Espingarda e morcegos

Corria o ano de 1970. Era junho, época de São João e copa do mundo. Rezende, um amigo do ginásio, havia fabricado artesanalmente uma espingarda, utilizando restos de madeira, cano e e aspas metálicas. Pareceu-me uma obra-prima da armaria de tão bem acabada e projetada. Decidi comprá-la, mas, antes, teria que experimentá-la.

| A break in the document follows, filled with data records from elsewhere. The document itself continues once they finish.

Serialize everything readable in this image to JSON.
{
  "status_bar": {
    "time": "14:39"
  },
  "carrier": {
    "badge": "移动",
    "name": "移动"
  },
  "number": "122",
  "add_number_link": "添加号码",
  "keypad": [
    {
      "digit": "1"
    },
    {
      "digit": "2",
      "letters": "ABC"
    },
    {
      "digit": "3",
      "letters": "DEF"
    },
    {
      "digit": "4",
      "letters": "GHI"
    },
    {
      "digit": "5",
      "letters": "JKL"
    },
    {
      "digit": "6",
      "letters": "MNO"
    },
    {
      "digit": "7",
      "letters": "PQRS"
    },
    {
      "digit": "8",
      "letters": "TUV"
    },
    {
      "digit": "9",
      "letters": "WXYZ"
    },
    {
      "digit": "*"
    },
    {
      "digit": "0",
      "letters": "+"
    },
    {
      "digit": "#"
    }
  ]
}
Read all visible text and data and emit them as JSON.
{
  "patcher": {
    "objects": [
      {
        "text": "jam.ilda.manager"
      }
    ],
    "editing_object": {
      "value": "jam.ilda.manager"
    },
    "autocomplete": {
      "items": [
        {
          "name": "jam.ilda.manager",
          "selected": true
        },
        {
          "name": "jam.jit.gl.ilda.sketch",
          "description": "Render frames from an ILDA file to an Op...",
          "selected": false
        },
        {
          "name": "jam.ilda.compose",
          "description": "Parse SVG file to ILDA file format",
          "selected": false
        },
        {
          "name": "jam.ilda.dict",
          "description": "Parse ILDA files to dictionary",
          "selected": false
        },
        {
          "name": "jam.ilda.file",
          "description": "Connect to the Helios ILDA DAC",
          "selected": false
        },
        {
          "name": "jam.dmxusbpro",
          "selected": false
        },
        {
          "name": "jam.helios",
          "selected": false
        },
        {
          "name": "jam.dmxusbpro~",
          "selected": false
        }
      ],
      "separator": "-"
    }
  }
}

Inexperiente na lida com armas, juntei a molecada da rua, irmãos e amigos, e fomos todos comprar pólvora, chumbo e espoletas para fazer funcionar o trabuco. Não havia casas especializadas no bairro e, mesmo que houvesse, não nos venderiam os ítens procurados. Foi aí que tive uma idéia brilhante: -Vamos comprar duas bombas das grandes (chamadas de 20 por custarem vinte centavos) e utilizar a carga na arma. Todos concordaram excitados. Para a espoleta compramos aquelas utilizadas em revólveres de brinquedo com pontos imprimidos numa fina tira de papel vermelho. Uma vez municiados partimos em excursão para o interior da Mata do Buraquinho, uma reserva florestal, resquício da Mata Atlântica, com enormes árvores onde o sol não penetrava. Carregamos o cano com a carga explosiva, socamos com uma vareta,depois colocamos pedrinhas de seixo rolado como substitutos dos projéteis.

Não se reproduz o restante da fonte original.